Ryan Hallam (BSc ’18) had a lot in common with his current PhD supervisor, Aleksandar Necakov, during his days as an undergraduate Neuroscience student.

Hallam and the Associate Professor of Biological Sciences were relatively new to Brock. And both had been deeply impacted by a loved one living with Alzheimer’s disease.

“I got really interested in the work Dr. Necakov was doing in his molecular biology research program, which I learned about when he guest lectured for one of my second-year classes,” says Hallam.

He began working in Necakov’s lab with the support of a Brock Match of Minds student research grant. That experience, and the support of Necakov as a mentor, had a significant impact on Hallam.

“After being exposed to cutting-edge research, my grades went up dramatically the following year, because all the basics being learned in class became much easier to understand,” he says.

Fast forward several years and Hallam returned to Brock to pursue his PhD in the Necakov lab, where he has made advancements in Alzheimer’s research and received the prestigious Alzheimer Society Research Program’s Postdoctoral Award.

Hallam studies interactions among various proteins and enzymes in the brain associated with Alzheimer’s.

The brain contains a large protein called amyloid precursor protein (APP). Two enzymes — gamma secretase and beta secretase — cut APP into smaller fragments called amyloid beta  which then form amyloid plaques.

People living with Alzheimer’s have an excess number of amyloid plaques in their brains, along with build-ups of a protein called tau.

Hallam’s research focused on understanding more about how gamma secretase and beta secretase work, but he faced a big challenge.

“Studying what happens in patients’ brains at the molecular level is extremely difficult,” he says.

To get around that obstacle, he examined brain cells generated from stem cells but encountered a second major problem.

“The proteins and enzymes in these brain cells are extremely small,” he says. “If you’re looking at a whole cell, there’s tens of millions of proteins, there’s DNA, there’s all sorts of stuff and there’s no way of seeing it all.”

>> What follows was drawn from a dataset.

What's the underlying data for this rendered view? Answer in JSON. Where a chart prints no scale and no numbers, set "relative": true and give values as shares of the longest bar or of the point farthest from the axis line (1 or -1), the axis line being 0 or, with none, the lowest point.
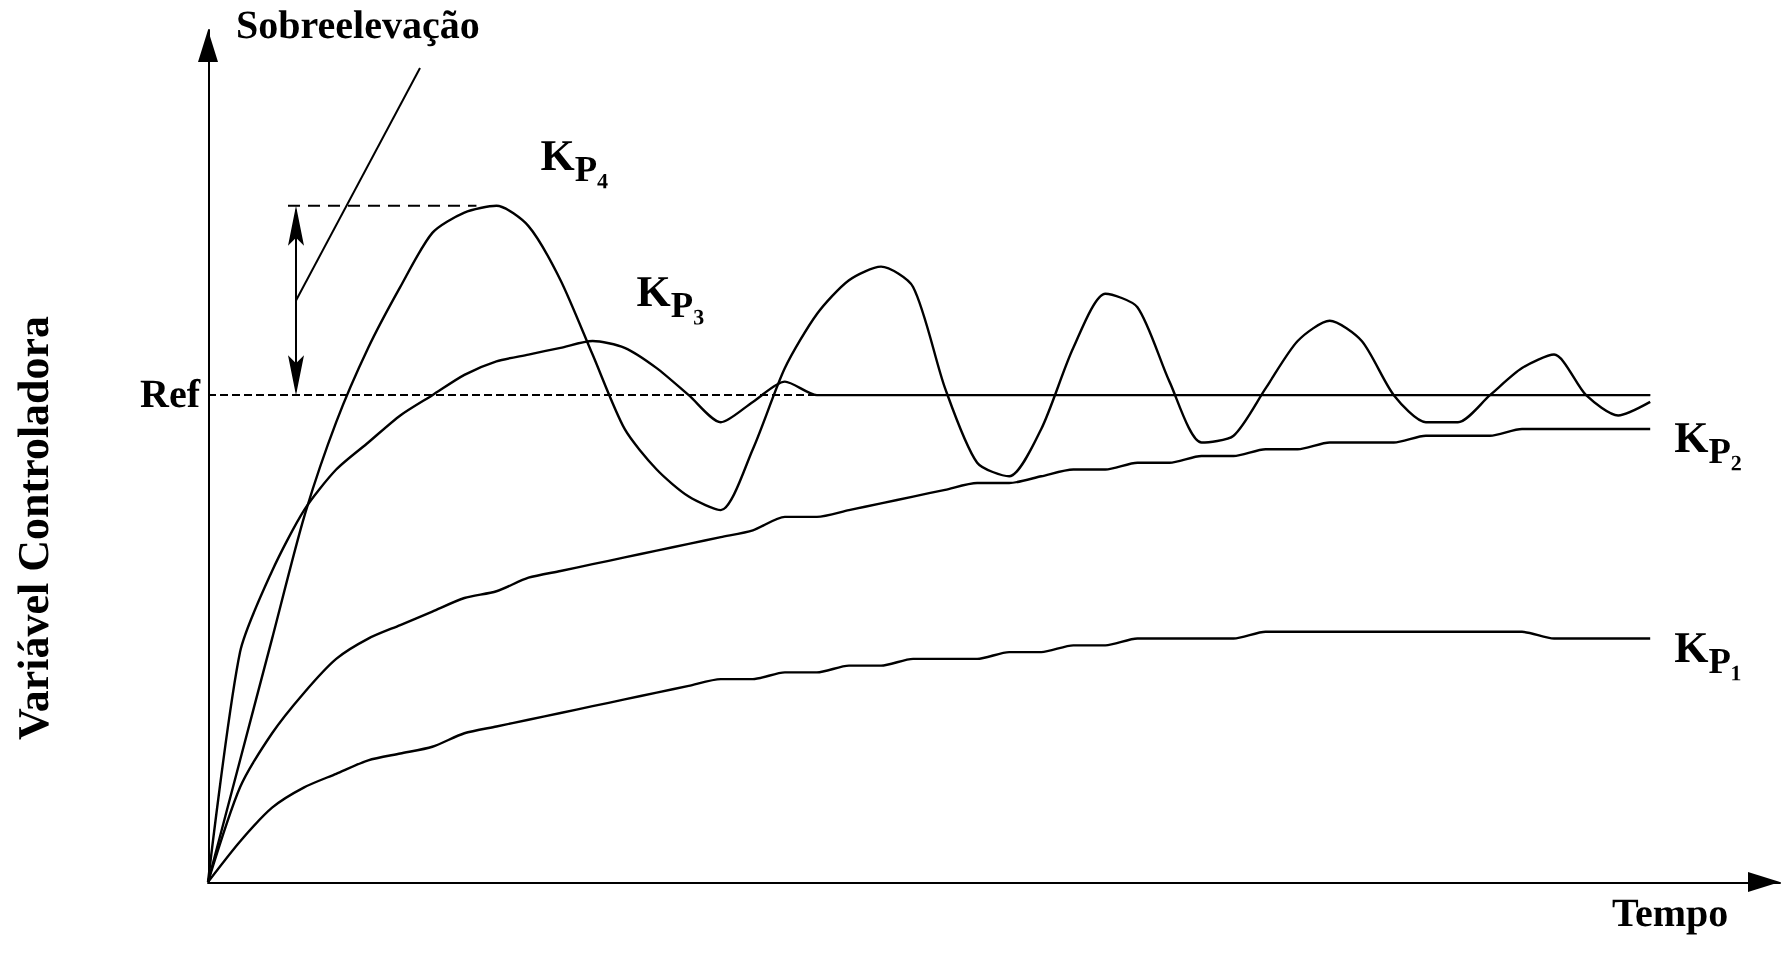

To be able to see such minuscule components through a microscope, scientists find naturally occurring or engineered fluorescent proteins that glow when certain wavelengths of light are focused on them.

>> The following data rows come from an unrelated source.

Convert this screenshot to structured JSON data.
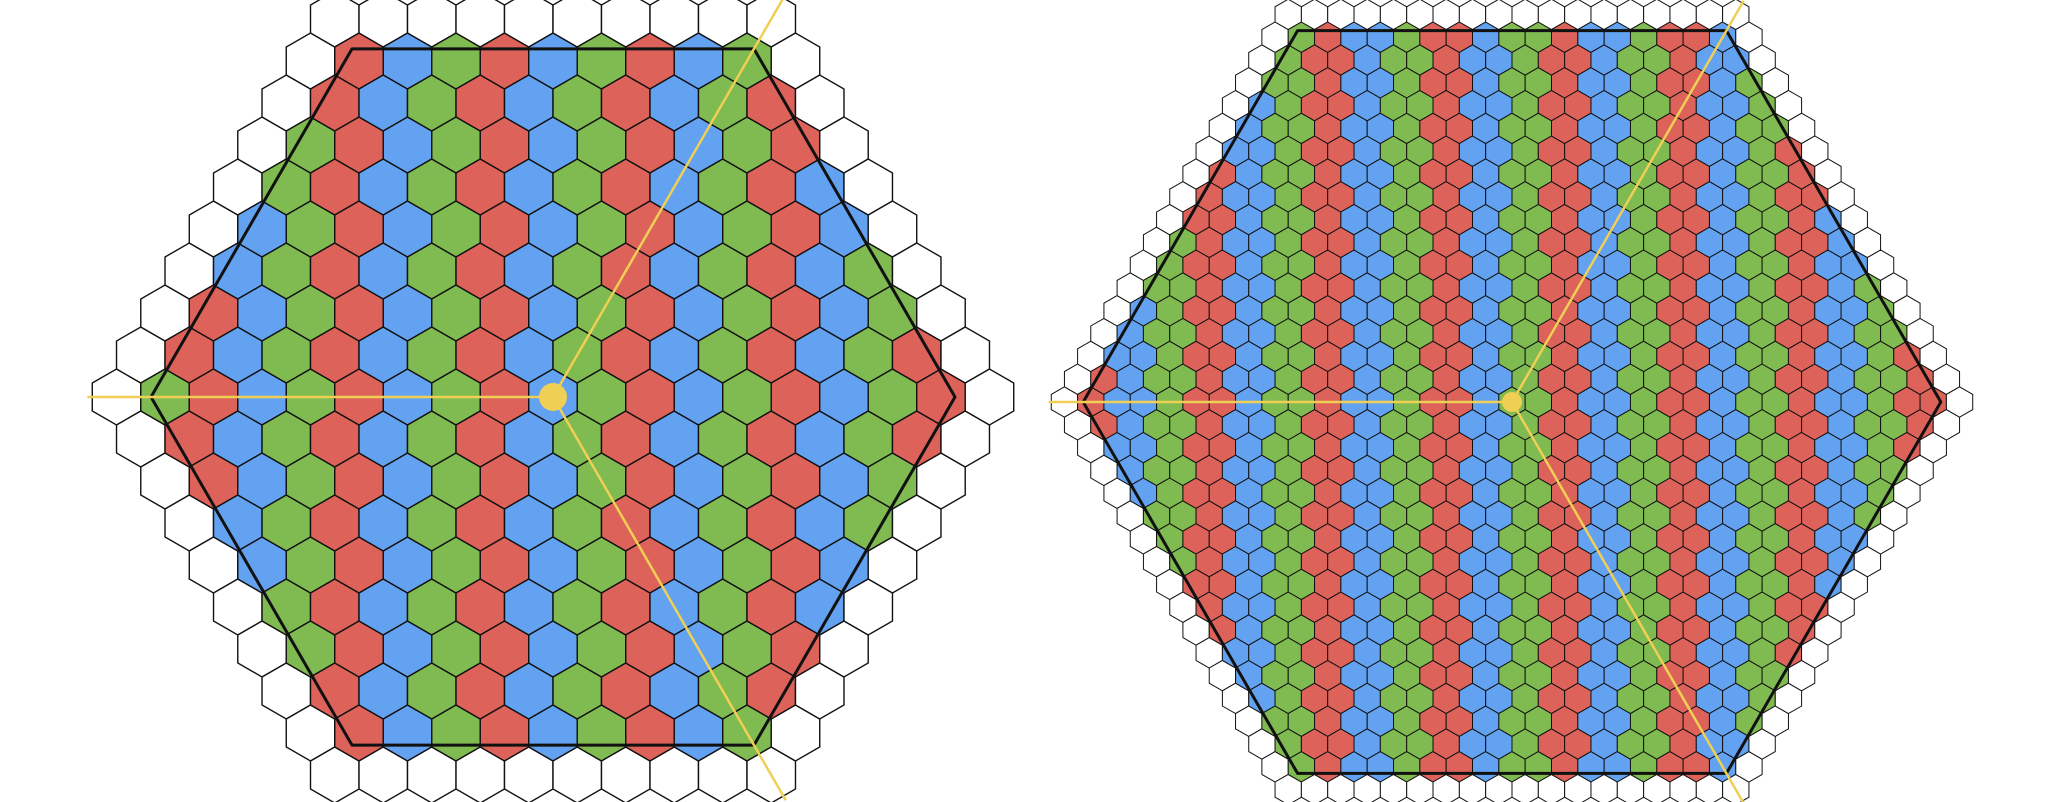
{
  "colors": {
    "red": "#dd625a",
    "blue": "#63a2f0",
    "green": "#7fbb50",
    "empty": "#ffffff",
    "cell_stroke": "#111111",
    "outline": "#111111",
    "axis": "#f0cf55",
    "center_dot": "#f0cf55",
    "background": "#ffffff"
  },
  "panels": [
    {
      "id": "left",
      "cell_scale": "large",
      "color_order": [
        "red",
        "blue",
        "green"
      ],
      "band_direction": "diagonal",
      "boundary_ring": "empty",
      "has_center_marker": true,
      "has_three_axes": true,
      "has_outline": true
    },
    {
      "id": "right",
      "cell_scale": "small",
      "color_order": [
        "red",
        "blue",
        "green"
      ],
      "band_direction": "diagonal",
      "boundary_ring": "empty",
      "has_center_marker": true,
      "has_three_axes": true,
      "has_outline": true
    }
  ]
}
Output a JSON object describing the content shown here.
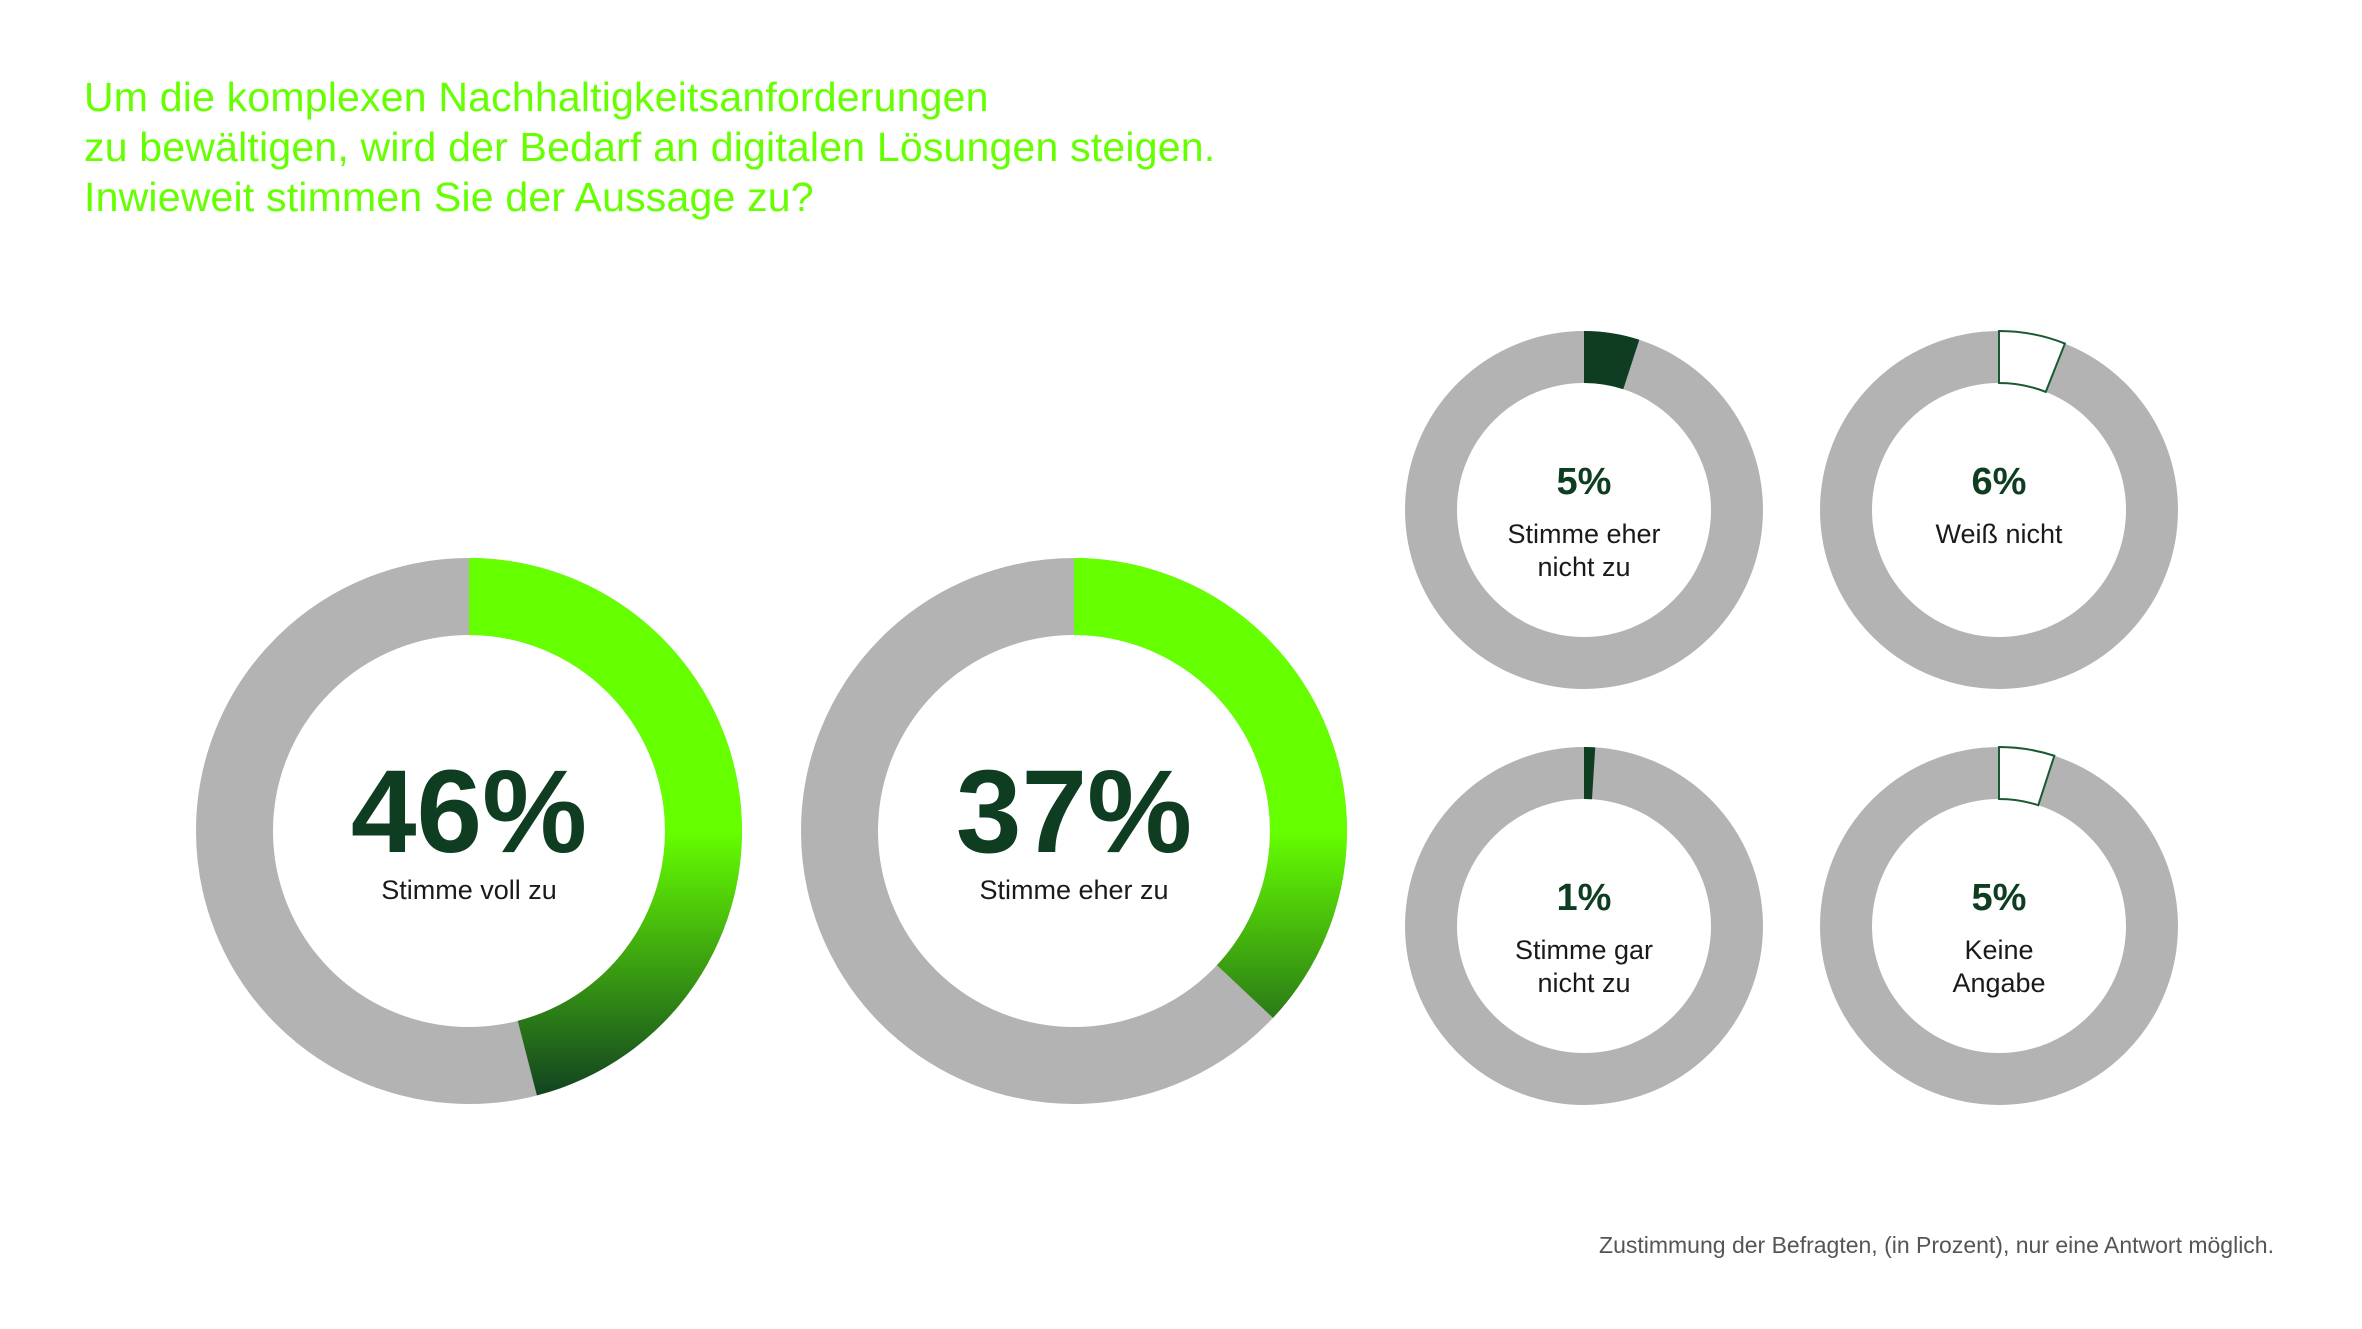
{
  "title_lines": [
    "Um die komplexen Nachhaltigkeitsanforderungen",
    "zu bewältigen, wird der Bedarf an digitalen Lösungen steigen.",
    "Inwieweit stimmen Sie der Aussage zu?"
  ],
  "footnote": "Zustimmung der Befragten, (in Prozent), nur eine Antwort möglich.",
  "colors": {
    "title": "#66ff00",
    "track": "#b3b3b3",
    "bright_green": "#66ff00",
    "dark_green": "#0f3d22",
    "outline_green": "#1a5a30",
    "value_text": "#0f3d22",
    "label_text": "#1a1a1a",
    "footnote": "#555555"
  },
  "chart_data": {
    "type": "pie",
    "style": "donut",
    "unit": "%",
    "items": [
      {
        "value": 46,
        "value_label": "46%",
        "label_lines": [
          "Stimme voll zu"
        ],
        "fill": "gradient"
      },
      {
        "value": 37,
        "value_label": "37%",
        "label_lines": [
          "Stimme eher zu"
        ],
        "fill": "gradient"
      },
      {
        "value": 5,
        "value_label": "5%",
        "label_lines": [
          "Stimme eher",
          "nicht zu"
        ],
        "fill": "dark"
      },
      {
        "value": 6,
        "value_label": "6%",
        "label_lines": [
          "Weiß nicht"
        ],
        "fill": "outline"
      },
      {
        "value": 1,
        "value_label": "1%",
        "label_lines": [
          "Stimme gar",
          "nicht zu"
        ],
        "fill": "dark"
      },
      {
        "value": 5,
        "value_label": "5%",
        "label_lines": [
          "Keine",
          "Angabe"
        ],
        "fill": "outline"
      }
    ]
  }
}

With the CRISPR-Cas 9 gene editing technique, Hallam modified the genome of human cells, creating a fluorescent protein and connecting it to a key component within gamma secretase called nicastrin.

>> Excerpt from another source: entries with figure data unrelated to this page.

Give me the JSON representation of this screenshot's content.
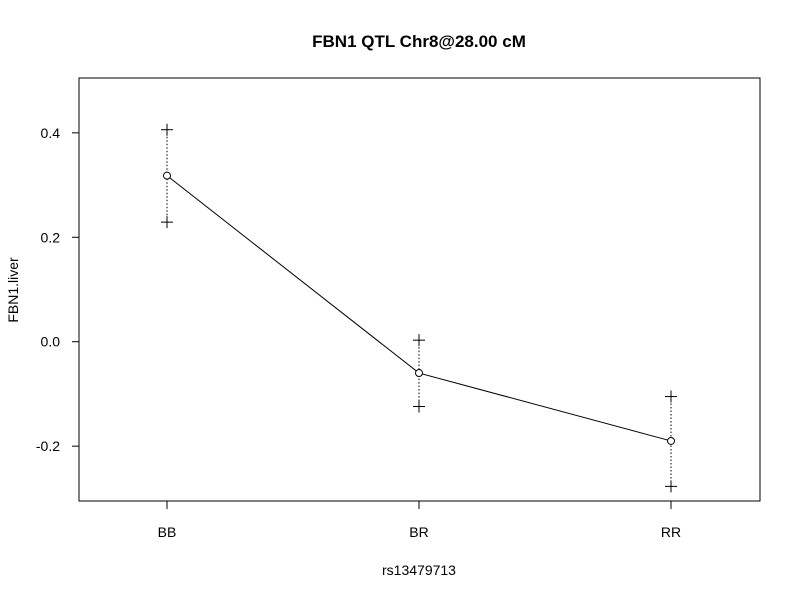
{
  "chart_data": {
    "type": "line",
    "title": "FBN1 QTL Chr8@28.00 cM",
    "xlabel": "rs13479713",
    "ylabel": "FBN1.liver",
    "categories": [
      "BB",
      "BR",
      "RR"
    ],
    "means": [
      0.318,
      -0.06,
      -0.19
    ],
    "upper": [
      0.406,
      0.003,
      -0.105
    ],
    "lower": [
      0.229,
      -0.124,
      -0.277
    ],
    "ylim": [
      -0.305,
      0.505
    ],
    "yticks": [
      0.4,
      0.2,
      0.0,
      -0.2
    ],
    "ytick_labels": [
      "0.4",
      "0.2",
      "0.0",
      "-0.2"
    ],
    "grid": false,
    "colors": {
      "line": "#000000",
      "background": "#ffffff"
    }
  }
}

He used a state-of-the-art spinning disc confocal fluorescence microscope, housed in the Brock-Niagara Validation, Prototyping and Manufacturing Institute to do so.

“No one has ever done this before,” says Necakov. “This has allowed us to study the dynamics and localization of the gamma secretase enzyme in living cells at high resolution in order to better understand how this key enzyme does its job.”

Hallam is also wrapping up another study — under the direction of Associate Professor of Health Sciences Rebecca MacPherson — examining how and why a protein called brain derived neurotrophic factor (BDNF) reduces the amount of amyloid beta being produced in the brain.

Previous research in the field and from the MacPherson Lab has shown exercise stimulates the production of BDNF.

Hallam, who is defending his PhD dissertation in July and then heading to the Robarts Research Institute in London, Ont., credits his success to the training and support he received from Necakov.

“I don’t think I would have pursued research or even went to graduate school if it wasn’t for Dr. Necakov,” says Hallam. “He encouraged me to be curious, come up with my own ideas and figure out how I would approach studying them, which prepared me to be a strong scientist.”